In 199 AD, in a now-legendary Chinese military tale, a general named Sun Ce defeated his larger opponent by tricking him into leaving his stronghold unguarded. This maneuver led to a historic turning point: the first unification of southern China after centuries of unrest.
It also imprinted in military doctrine an ancient concept that great innovators continue to leverage today against their competitors.
The lesson is this: if you design your approach in such a way that your competitor is forced to leave his stronghold to defend against it, then you will win. Either your opponent will venture out into unfamiliar terrain and become easy prey; or, better yet, he will refuse to confront you, and you can advance uncontested.
This pattern of disruptive innovation continues to work today, and companies like Tradestation (TRAD)  provide us with a great modern-day example of this ancient strategy.
TRAD – an online broker unlike any other
TRAD has increased revenues from $100 million to $150 million in the past three years, and it has grown profits even faster. While today’s economic crisis is challenging even the most established financial service firms, TRAD is holding its ground and even benefiting from a surge in market activity.

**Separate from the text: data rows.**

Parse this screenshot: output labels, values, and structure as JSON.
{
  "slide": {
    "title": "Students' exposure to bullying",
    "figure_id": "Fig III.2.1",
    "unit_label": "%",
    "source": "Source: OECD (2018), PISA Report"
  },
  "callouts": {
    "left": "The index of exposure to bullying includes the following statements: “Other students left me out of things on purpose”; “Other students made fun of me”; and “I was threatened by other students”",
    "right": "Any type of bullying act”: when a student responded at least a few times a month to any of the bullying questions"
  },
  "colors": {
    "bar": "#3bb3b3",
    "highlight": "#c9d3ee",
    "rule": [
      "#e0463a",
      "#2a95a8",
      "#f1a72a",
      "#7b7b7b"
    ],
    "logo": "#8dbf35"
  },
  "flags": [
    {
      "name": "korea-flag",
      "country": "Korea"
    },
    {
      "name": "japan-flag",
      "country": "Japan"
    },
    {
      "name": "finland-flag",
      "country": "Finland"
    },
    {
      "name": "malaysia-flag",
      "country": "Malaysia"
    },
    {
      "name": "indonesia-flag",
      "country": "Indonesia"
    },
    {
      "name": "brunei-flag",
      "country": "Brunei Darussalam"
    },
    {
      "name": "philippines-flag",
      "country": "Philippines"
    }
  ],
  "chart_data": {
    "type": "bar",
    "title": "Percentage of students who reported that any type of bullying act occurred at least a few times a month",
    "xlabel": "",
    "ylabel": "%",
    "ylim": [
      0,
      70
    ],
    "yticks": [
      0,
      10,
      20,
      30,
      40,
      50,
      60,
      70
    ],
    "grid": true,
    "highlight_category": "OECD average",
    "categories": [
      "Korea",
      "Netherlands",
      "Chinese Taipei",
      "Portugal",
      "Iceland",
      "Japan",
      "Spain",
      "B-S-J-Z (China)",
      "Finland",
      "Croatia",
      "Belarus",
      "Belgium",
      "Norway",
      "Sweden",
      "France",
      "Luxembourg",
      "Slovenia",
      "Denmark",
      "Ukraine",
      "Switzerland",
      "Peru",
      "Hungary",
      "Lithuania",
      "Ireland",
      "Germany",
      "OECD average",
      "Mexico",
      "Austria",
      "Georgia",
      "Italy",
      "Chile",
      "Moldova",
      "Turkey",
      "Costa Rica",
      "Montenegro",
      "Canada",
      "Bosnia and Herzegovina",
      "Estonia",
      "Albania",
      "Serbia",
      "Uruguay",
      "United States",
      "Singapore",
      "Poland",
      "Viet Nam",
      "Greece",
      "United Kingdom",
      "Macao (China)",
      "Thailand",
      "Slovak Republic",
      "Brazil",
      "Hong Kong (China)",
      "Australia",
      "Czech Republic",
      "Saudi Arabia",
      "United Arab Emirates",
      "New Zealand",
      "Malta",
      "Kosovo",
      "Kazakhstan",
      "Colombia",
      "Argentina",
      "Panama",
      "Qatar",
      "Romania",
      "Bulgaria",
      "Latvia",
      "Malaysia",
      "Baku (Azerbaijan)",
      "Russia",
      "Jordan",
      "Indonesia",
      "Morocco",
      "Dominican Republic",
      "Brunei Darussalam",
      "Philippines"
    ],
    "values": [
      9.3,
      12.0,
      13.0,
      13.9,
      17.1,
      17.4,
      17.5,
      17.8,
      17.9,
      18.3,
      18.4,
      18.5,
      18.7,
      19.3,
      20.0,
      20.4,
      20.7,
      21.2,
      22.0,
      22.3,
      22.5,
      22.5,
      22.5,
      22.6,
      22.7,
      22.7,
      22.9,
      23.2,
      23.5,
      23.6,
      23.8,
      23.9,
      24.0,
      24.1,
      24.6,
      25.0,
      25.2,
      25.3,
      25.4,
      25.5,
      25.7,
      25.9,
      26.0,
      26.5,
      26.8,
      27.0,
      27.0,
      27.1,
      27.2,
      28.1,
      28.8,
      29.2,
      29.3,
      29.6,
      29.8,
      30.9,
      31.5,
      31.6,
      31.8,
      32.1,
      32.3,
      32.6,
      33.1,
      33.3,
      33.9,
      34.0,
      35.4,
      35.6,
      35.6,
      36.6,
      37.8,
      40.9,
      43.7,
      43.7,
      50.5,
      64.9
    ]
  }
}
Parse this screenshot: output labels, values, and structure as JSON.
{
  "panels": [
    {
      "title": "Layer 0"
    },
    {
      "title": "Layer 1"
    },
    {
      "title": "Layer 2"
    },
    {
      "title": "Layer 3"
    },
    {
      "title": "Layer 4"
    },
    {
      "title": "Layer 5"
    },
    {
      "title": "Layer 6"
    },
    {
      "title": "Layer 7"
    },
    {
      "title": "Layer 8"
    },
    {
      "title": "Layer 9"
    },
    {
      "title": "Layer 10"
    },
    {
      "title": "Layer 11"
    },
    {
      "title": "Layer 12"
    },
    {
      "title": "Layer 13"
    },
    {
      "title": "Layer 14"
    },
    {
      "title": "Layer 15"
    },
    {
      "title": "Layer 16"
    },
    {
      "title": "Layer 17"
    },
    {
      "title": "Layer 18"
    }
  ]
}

TRAD’s uniqueness mirrors Sun Ce’s lesson above. TRAD puts its competitors in the same dilemma – leave your stronghold or let us grow.
In my interview last week with TRAD’s CEO, Salomon Sredni, I asked him about TRAD’s business strategy. Sredni was incredibly clear and concise, and his answers offered a classic “outthinker” perspective.
Although TRAD is an online brokerage firm, it actually considers itself a software company. Indeed, TRAD was born as a software company that sold an application to help highly active traders program sophisticated rules that automatically executed trades.
Since then, TRAD has given up the old software license business and transformed itself into a brokerage firm. But the company remains highly committed to what makes it distinctive – providing the best software for “rules-based” active world traders.
As Sredni explains, “We’ve only been in the brokerage industry for eight years. When we first entered [the brokerage business from the software business] people said ‘you will never make it.’ We explained that we are a technology company; we have the best magnet for active traders.”
Technically TRAD competes with Charles Schwab (SCHW), E*Trade (ETFC), and TD Ameritrade (AMTD). But internally, the company senior management believes TRAD functions as a software business. Its strategy is to compete with software companies rather than brokerage firms.
Sredni reiterates this message continually to his people and the outside market – TRAD is a technology company, not a brokerage firm.
The difference may seem minute, but the corporate identity a company chooses can have profound, transformational impact on downstream decisions. What seems logical for a technology company to do will seem inconceivable for a brokerage firm.
For example, TRAD has decided to avoid expanding into seemingly attractive businesses, such as mutual funds. While TRAD’s brokerage firm competitors expanded into new avenues, TRAD chose not to.
“[For us,] growth comes from being narrow, not broad,” Sredni explains.
To unpeel this ancient pattern of disruptive innovation, here is what TRAD can teach us:
· Your company’s identity has a profound influence on its decision and direction. TRAD is a technology firm, not a brokerage firm.
· If in attacking your stronghold your competitors have to abandon their own, you win because you will either beat them on your ground or they will resist coming out against you. TRAD’s competitors don’t know how to be software companies and don’t want to commit exclusively to active, rule-based trading.
· Staying on the narrow path can only happen when your company’s message is continually reiterated. Sredni must constantly reinforce this strategy to help his company avoid the temptation to follow the pack.
To see what opportunities are available to you by applying this pattern, ask these four questions:
1. What is my competitors’ stronghold?
2. What is my stronghold?
3. How could I change my stronghold or identity so that a competitor, being smart and well-funded, would choose to not attack me?
How can I communicate to my people – today, tomorrow, and every day – what our company is and why we are different?